Molten Magic

Photos by Paulette Phlipot

words by Emily McNally

The liquid glass glows in the fiery furnace, its molten gold flowing with every turn of the long metal pipe in my hands. “Slow down,” advises Doug, as he lightly touches my arm. “Use your fingertips, not your wrists. The glass will respond to even your smallest movement. You want smooth, rounded edges. Aim for a Q-tip shape.” Standing within arm’s length of the ferociously hot furnace—also called a glory hole—I quickly feel my face and chest warm. It’s not surprising that a glass blowing studio is also known as a hot shop. “Some people cannot handle it,” Doug acknowledges with a smile. “The physical nature of glass blowing is intense.”

Half Moon Bay Art Glass, which Doug Brown has owned and run for the last 12 years, is located on a pastoral property shared with La Nebbia Winery, just down the street from some of the biggest local pumpkin patches on the Half Moon Bay Coast. Doug creates and sells his own art glass, most spectacularly the jellyfish lighting fixtures that radiate with an otherworldly gleam, but the bulk of his business is in teaching others to make a unique glass art project of their own. “I lead the project, of course, but it does belong to the maker,” he emphasizes. “They get the bragging rights. I’ve taught over 48,000 people to make glass.”

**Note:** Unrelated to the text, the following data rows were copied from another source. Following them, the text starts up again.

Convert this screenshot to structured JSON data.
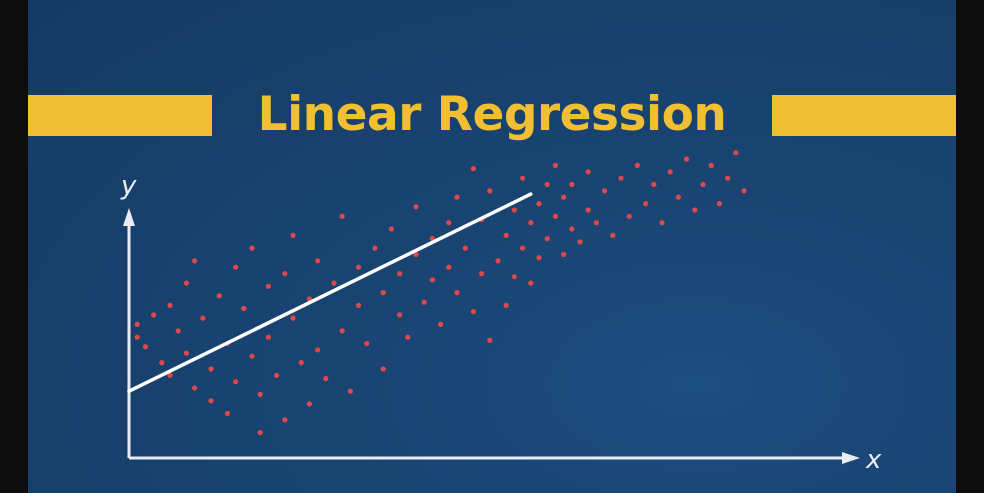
{
  "title": "Linear Regression",
  "colors": {
    "background": "#17406c",
    "accent": "#f0bf33",
    "axis": "#e9edf3",
    "points": "#e34848",
    "line": "#ffffff"
  },
  "chart_data": {
    "type": "scatter",
    "title": "Linear Regression",
    "xlabel": "x",
    "ylabel": "y",
    "xlim": [
      0,
      100
    ],
    "ylim": [
      0,
      100
    ],
    "grid": false,
    "legend": "none",
    "regression_line": {
      "x": [
        0,
        49
      ],
      "y": [
        21,
        83
      ]
    },
    "points": [
      [
        1,
        42
      ],
      [
        1,
        38
      ],
      [
        2,
        35
      ],
      [
        3,
        45
      ],
      [
        4,
        30
      ],
      [
        5,
        48
      ],
      [
        5,
        26
      ],
      [
        6,
        40
      ],
      [
        7,
        33
      ],
      [
        7,
        55
      ],
      [
        8,
        22
      ],
      [
        8,
        62
      ],
      [
        9,
        44
      ],
      [
        10,
        28
      ],
      [
        10,
        18
      ],
      [
        11,
        51
      ],
      [
        12,
        36
      ],
      [
        12,
        14
      ],
      [
        13,
        24
      ],
      [
        13,
        60
      ],
      [
        14,
        47
      ],
      [
        15,
        32
      ],
      [
        15,
        66
      ],
      [
        16,
        20
      ],
      [
        16,
        8
      ],
      [
        17,
        54
      ],
      [
        17,
        38
      ],
      [
        18,
        26
      ],
      [
        19,
        58
      ],
      [
        19,
        12
      ],
      [
        20,
        44
      ],
      [
        20,
        70
      ],
      [
        21,
        30
      ],
      [
        22,
        50
      ],
      [
        22,
        17
      ],
      [
        23,
        62
      ],
      [
        23,
        34
      ],
      [
        24,
        25
      ],
      [
        25,
        55
      ],
      [
        26,
        40
      ],
      [
        26,
        76
      ],
      [
        27,
        21
      ],
      [
        28,
        60
      ],
      [
        28,
        48
      ],
      [
        29,
        36
      ],
      [
        30,
        66
      ],
      [
        31,
        52
      ],
      [
        31,
        28
      ],
      [
        32,
        72
      ],
      [
        33,
        45
      ],
      [
        33,
        58
      ],
      [
        34,
        38
      ],
      [
        35,
        64
      ],
      [
        35,
        79
      ],
      [
        36,
        49
      ],
      [
        37,
        56
      ],
      [
        37,
        69
      ],
      [
        38,
        42
      ],
      [
        39,
        74
      ],
      [
        39,
        60
      ],
      [
        40,
        52
      ],
      [
        40,
        82
      ],
      [
        41,
        66
      ],
      [
        42,
        46
      ],
      [
        42,
        91
      ],
      [
        43,
        58
      ],
      [
        43,
        75
      ],
      [
        44,
        84
      ],
      [
        44,
        37
      ],
      [
        45,
        62
      ],
      [
        46,
        70
      ],
      [
        46,
        48
      ],
      [
        47,
        78
      ],
      [
        47,
        57
      ],
      [
        48,
        66
      ],
      [
        48,
        88
      ],
      [
        49,
        74
      ],
      [
        49,
        55
      ],
      [
        50,
        80
      ],
      [
        50,
        63
      ],
      [
        51,
        86
      ],
      [
        51,
        69
      ],
      [
        52,
        76
      ],
      [
        52,
        92
      ],
      [
        53,
        64
      ],
      [
        53,
        82
      ],
      [
        54,
        72
      ],
      [
        54,
        86
      ],
      [
        55,
        68
      ],
      [
        56,
        78
      ],
      [
        56,
        90
      ],
      [
        57,
        74
      ],
      [
        58,
        84
      ],
      [
        59,
        70
      ],
      [
        60,
        88
      ],
      [
        61,
        76
      ],
      [
        62,
        92
      ],
      [
        63,
        80
      ],
      [
        64,
        86
      ],
      [
        65,
        74
      ],
      [
        66,
        90
      ],
      [
        67,
        82
      ],
      [
        68,
        94
      ],
      [
        69,
        78
      ],
      [
        70,
        86
      ],
      [
        71,
        92
      ],
      [
        72,
        80
      ],
      [
        73,
        88
      ],
      [
        74,
        96
      ],
      [
        75,
        84
      ]
    ]
  }
}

Doug’s workshops generally consist of around six to eight people, though he occasionally hosts larger corporate events with the staff of three teachers who support him. The amateur artisans who visit HMB Art Glass can make projects ranging from paperweight hearts and terrariums to holiday balls and milk jugs. But, by far, the most popular project is the pumpkin. 

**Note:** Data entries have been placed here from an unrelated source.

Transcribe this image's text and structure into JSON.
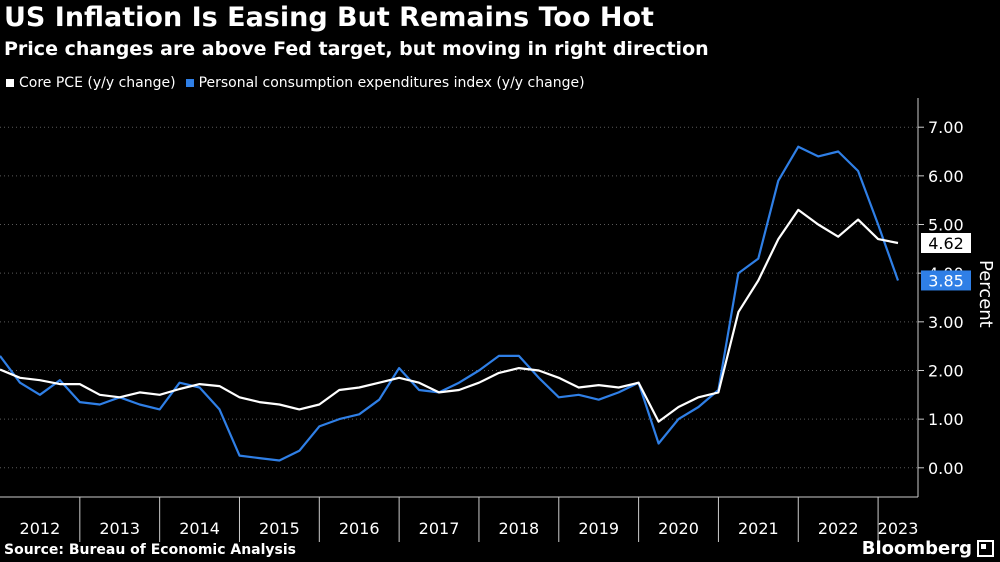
{
  "header": {
    "title": "US Inflation Is Easing But Remains Too Hot",
    "subtitle": "Price changes are above Fed target, but moving in right direction"
  },
  "footer": {
    "source": "Source: Bureau of Economic Analysis",
    "brand": "Bloomberg"
  },
  "colors": {
    "background": "#000000",
    "core_pce": "#ffffff",
    "pce": "#2f7fe6",
    "grid": "#5a5a5a"
  },
  "chart_data": {
    "type": "line",
    "ylabel": "Percent",
    "ylim": [
      -0.6,
      7.6
    ],
    "y_ticks": [
      "0.00",
      "1.00",
      "2.00",
      "3.00",
      "4.00",
      "5.00",
      "6.00",
      "7.00"
    ],
    "x_labels": [
      "2012",
      "2013",
      "2014",
      "2015",
      "2016",
      "2017",
      "2018",
      "2019",
      "2020",
      "2021",
      "2022",
      "2023"
    ],
    "xlim": [
      2012.0,
      2023.5
    ],
    "grid": "horizontal",
    "legend_position": "top-left",
    "series": [
      {
        "name": "Core PCE (y/y change)",
        "color": "#ffffff",
        "end_label": "4.62",
        "points": [
          [
            2012.0,
            2.02
          ],
          [
            2012.25,
            1.85
          ],
          [
            2012.5,
            1.8
          ],
          [
            2012.75,
            1.72
          ],
          [
            2013.0,
            1.72
          ],
          [
            2013.25,
            1.5
          ],
          [
            2013.5,
            1.45
          ],
          [
            2013.75,
            1.55
          ],
          [
            2014.0,
            1.5
          ],
          [
            2014.25,
            1.62
          ],
          [
            2014.5,
            1.72
          ],
          [
            2014.75,
            1.68
          ],
          [
            2015.0,
            1.45
          ],
          [
            2015.25,
            1.35
          ],
          [
            2015.5,
            1.3
          ],
          [
            2015.75,
            1.2
          ],
          [
            2016.0,
            1.3
          ],
          [
            2016.25,
            1.6
          ],
          [
            2016.5,
            1.65
          ],
          [
            2016.75,
            1.75
          ],
          [
            2017.0,
            1.85
          ],
          [
            2017.25,
            1.75
          ],
          [
            2017.5,
            1.55
          ],
          [
            2017.75,
            1.6
          ],
          [
            2018.0,
            1.75
          ],
          [
            2018.25,
            1.95
          ],
          [
            2018.5,
            2.05
          ],
          [
            2018.75,
            2.0
          ],
          [
            2019.0,
            1.85
          ],
          [
            2019.25,
            1.65
          ],
          [
            2019.5,
            1.7
          ],
          [
            2019.75,
            1.65
          ],
          [
            2020.0,
            1.75
          ],
          [
            2020.25,
            0.95
          ],
          [
            2020.5,
            1.25
          ],
          [
            2020.75,
            1.45
          ],
          [
            2021.0,
            1.55
          ],
          [
            2021.25,
            3.2
          ],
          [
            2021.5,
            3.85
          ],
          [
            2021.75,
            4.7
          ],
          [
            2022.0,
            5.3
          ],
          [
            2022.25,
            5.0
          ],
          [
            2022.5,
            4.75
          ],
          [
            2022.75,
            5.1
          ],
          [
            2023.0,
            4.7
          ],
          [
            2023.25,
            4.62
          ]
        ]
      },
      {
        "name": "Personal consumption expenditures index (y/y change)",
        "color": "#2f7fe6",
        "end_label": "3.85",
        "points": [
          [
            2012.0,
            2.3
          ],
          [
            2012.25,
            1.75
          ],
          [
            2012.5,
            1.5
          ],
          [
            2012.75,
            1.8
          ],
          [
            2013.0,
            1.35
          ],
          [
            2013.25,
            1.3
          ],
          [
            2013.5,
            1.45
          ],
          [
            2013.75,
            1.3
          ],
          [
            2014.0,
            1.2
          ],
          [
            2014.25,
            1.75
          ],
          [
            2014.5,
            1.65
          ],
          [
            2014.75,
            1.2
          ],
          [
            2015.0,
            0.25
          ],
          [
            2015.25,
            0.2
          ],
          [
            2015.5,
            0.15
          ],
          [
            2015.75,
            0.35
          ],
          [
            2016.0,
            0.85
          ],
          [
            2016.25,
            1.0
          ],
          [
            2016.5,
            1.1
          ],
          [
            2016.75,
            1.4
          ],
          [
            2017.0,
            2.05
          ],
          [
            2017.25,
            1.6
          ],
          [
            2017.5,
            1.55
          ],
          [
            2017.75,
            1.75
          ],
          [
            2018.0,
            2.0
          ],
          [
            2018.25,
            2.3
          ],
          [
            2018.5,
            2.3
          ],
          [
            2018.75,
            1.85
          ],
          [
            2019.0,
            1.45
          ],
          [
            2019.25,
            1.5
          ],
          [
            2019.5,
            1.4
          ],
          [
            2019.75,
            1.55
          ],
          [
            2020.0,
            1.75
          ],
          [
            2020.25,
            0.5
          ],
          [
            2020.5,
            1.0
          ],
          [
            2020.75,
            1.25
          ],
          [
            2021.0,
            1.6
          ],
          [
            2021.25,
            4.0
          ],
          [
            2021.5,
            4.3
          ],
          [
            2021.75,
            5.9
          ],
          [
            2022.0,
            6.6
          ],
          [
            2022.25,
            6.4
          ],
          [
            2022.5,
            6.5
          ],
          [
            2022.75,
            6.1
          ],
          [
            2023.0,
            5.0
          ],
          [
            2023.25,
            3.85
          ]
        ]
      }
    ]
  }
}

“Pumpkins are a great canvas for color,” Doug notes. “They offer a manageable degree of difficulty and they’re charming. I’ve probably participated in making around 100,000 of them.” Every October, he joins in Half Moon Bay’s pumpkin festivities by creating a glass pumpkin patch outside his studio. Like gourds from a fairy tale, the pumpkins reflect every shade imaginable from translucent turquoise to rosy amber, from deepest emerald to sunny yellow.

Doug guides my hands in rolling hot glass into the fine particles of broken glass called frit. “You get a layer of color and melt that in,” he explains, “but the magic happens when you layer more than one color.” After my first round of color—a deep cobalt—melts, I roll it in a chunkier frit of silver and watch them come together in a hypnotic swirl.

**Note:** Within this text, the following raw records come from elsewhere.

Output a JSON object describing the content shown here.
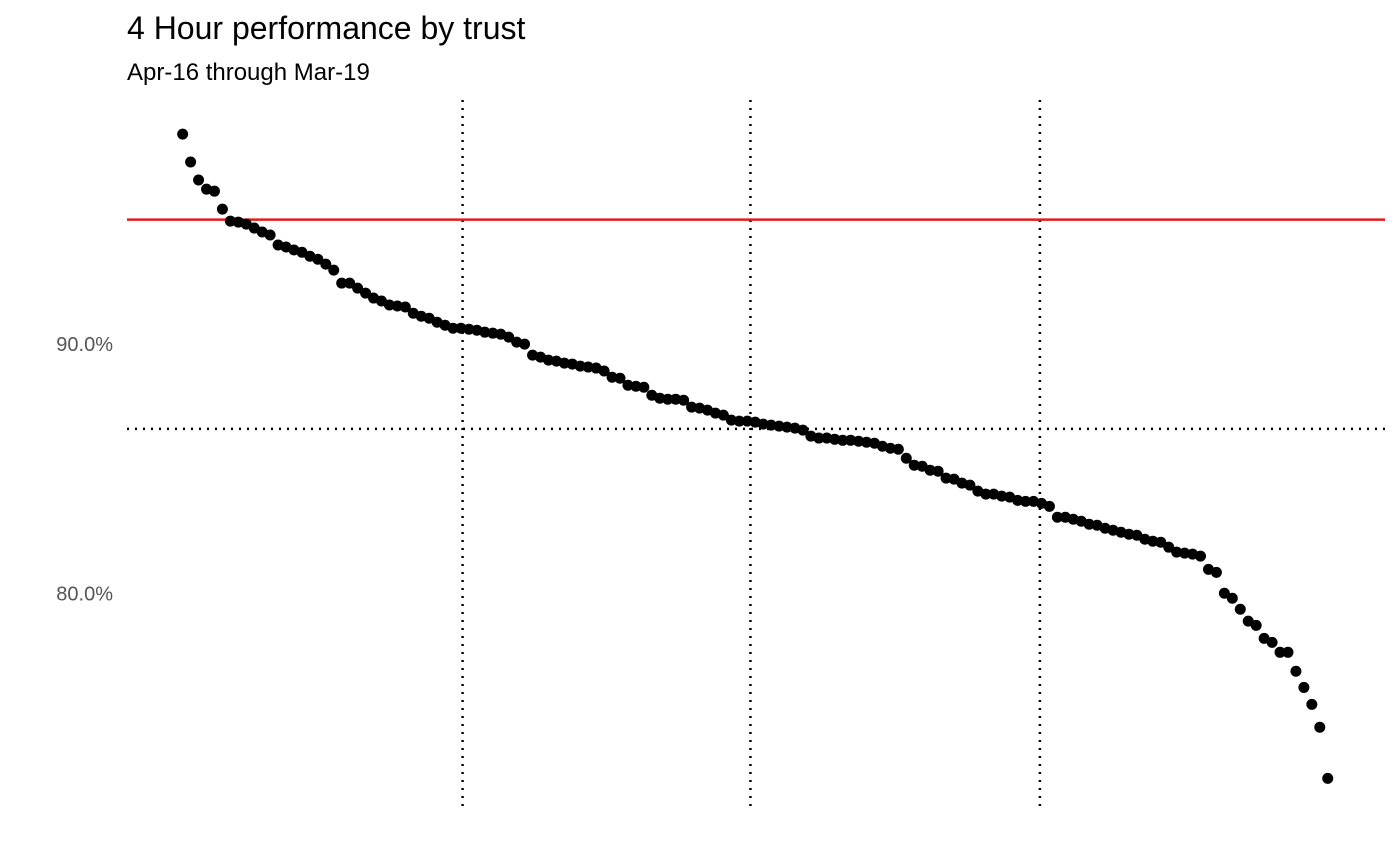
{
  "chart_data": {
    "type": "scatter",
    "title": "4 Hour performance by trust",
    "subtitle": "Apr-16 through Mar-19",
    "color": "#000000",
    "values": [
      98.43,
      97.31,
      96.59,
      96.22,
      96.14,
      95.42,
      94.94,
      94.9,
      94.82,
      94.66,
      94.5,
      94.38,
      93.98,
      93.9,
      93.78,
      93.69,
      93.53,
      93.41,
      93.21,
      92.97,
      92.45,
      92.45,
      92.25,
      92.05,
      91.85,
      91.73,
      91.57,
      91.53,
      91.49,
      91.24,
      91.12,
      91.04,
      90.88,
      90.76,
      90.64,
      90.64,
      90.6,
      90.56,
      90.48,
      90.44,
      90.4,
      90.28,
      90.08,
      90.0,
      89.56,
      89.48,
      89.36,
      89.32,
      89.24,
      89.2,
      89.12,
      89.08,
      89.04,
      88.92,
      88.67,
      88.63,
      88.35,
      88.31,
      88.27,
      87.95,
      87.83,
      87.79,
      87.79,
      87.75,
      87.47,
      87.43,
      87.35,
      87.23,
      87.15,
      86.95,
      86.91,
      86.91,
      86.87,
      86.79,
      86.75,
      86.71,
      86.67,
      86.63,
      86.55,
      86.31,
      86.23,
      86.23,
      86.18,
      86.14,
      86.14,
      86.1,
      86.06,
      86.02,
      85.9,
      85.82,
      85.78,
      85.42,
      85.14,
      85.1,
      84.94,
      84.9,
      84.62,
      84.58,
      84.42,
      84.34,
      84.1,
      83.98,
      83.98,
      83.9,
      83.86,
      83.73,
      83.69,
      83.69,
      83.61,
      83.49,
      83.05,
      83.05,
      82.97,
      82.89,
      82.77,
      82.73,
      82.61,
      82.53,
      82.45,
      82.37,
      82.33,
      82.17,
      82.09,
      82.05,
      81.85,
      81.65,
      81.61,
      81.57,
      81.49,
      80.96,
      80.84,
      80.0,
      79.8,
      79.36,
      78.88,
      78.71,
      78.19,
      78.03,
      77.63,
      77.63,
      76.87,
      76.22,
      75.54,
      74.62,
      72.57
    ],
    "xlim": [
      -6,
      152.2
    ],
    "ylim": [
      71.3,
      99.8
    ],
    "yticks": [
      {
        "value": 80,
        "label": "80.0%"
      },
      {
        "value": 90,
        "label": "90.0%"
      }
    ],
    "target_line": {
      "value": 95,
      "color": "#e41a1c"
    },
    "median_line": 86.6,
    "quartile_lines": [
      36.2,
      72.4,
      108.8
    ]
  }
}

After the glass is reheated, Doug leads me in blowing out the shape. I kneel on the floor with the blowpipe in my mouth as he rolls the pipe and contours it with a block to round it out. The degree of breath matters and Doug coaches me to blow harder, then softer, to get it to the right form—a palm-sized sphere. The pumpkin’s ridged sides are created by standing on a low platform and very carefully dipping the hot glass into a steel mold.

So seamless is Doug’s process for making your own objet d’art that you may be fooled into thinking you have a knack for it, but glass is a highly temperamental substance demanding constant attention. If it heats or cools too quickly, the glass will shatter, crack or bubble, ruining all of your hard work. But Doug’s 40 years of experience have given him a kind of sixth sense about when to mold, fire or blow glass to get the perfect surface and shape. 

The final moments of making glass are fast-paced. The glass has to be gently ground away where it’s connected to the pipe with large steel tweezers known as jacks. With one sharp tap of a wooden rod, the glass drops from the pipe into a rag-lined bowl, before being quickly transported to the annealer, which is set at around 900 degrees. The glass will remain there for 24 hours and the temperature will drop incrementally to maintain the piece’s integrity.

Originally from Santa Clara, Doug first became fascinated with glass when he was in his twenties, chasing adventure as a traveler on a tall ship in the British Channel. “I saw etched glass windows in a shop in St. Malo, France—they were beautiful,” he recalls. “I’ve always been more of a maker than an artist, but I knew that I wanted to learn how to do that.” Doug began working for Valley Fixtures in San Jose and tackling the kinds of projects that caught his interest. “We made large-scale art glass pieces—mostly etched glass and stained glass for clients all over the world, including King Hussein of Jordan.”

Seeking a more stable living to raise a family, Doug transitioned to a career making the glass tubes used in microchip production. But the lure of making his own glass projects never left him. He maintained a hot shop on his back patio, and in 2009, he opened HMB Art Glass so that he could return to glass blowing full-time. 

Doug is currently in the midst of opening another glass blowing studio on Mare Island this fall, near several breweries and distilleries. He’s also planning for a traveling van, The Troubadour, that will be a mobile glass blowing unit, extending his outreach to new places and events. What’s motivating his business expansion is clear: the satisfaction he gets from guiding others to work with such a temperamental, malleable and almost mystical material. “It’s so fun seeing the magic in their eyes when the pieces come together,” he reflects. “For many, it’s on their bucket list of things to do. Others never dreamed they could do anything like it.”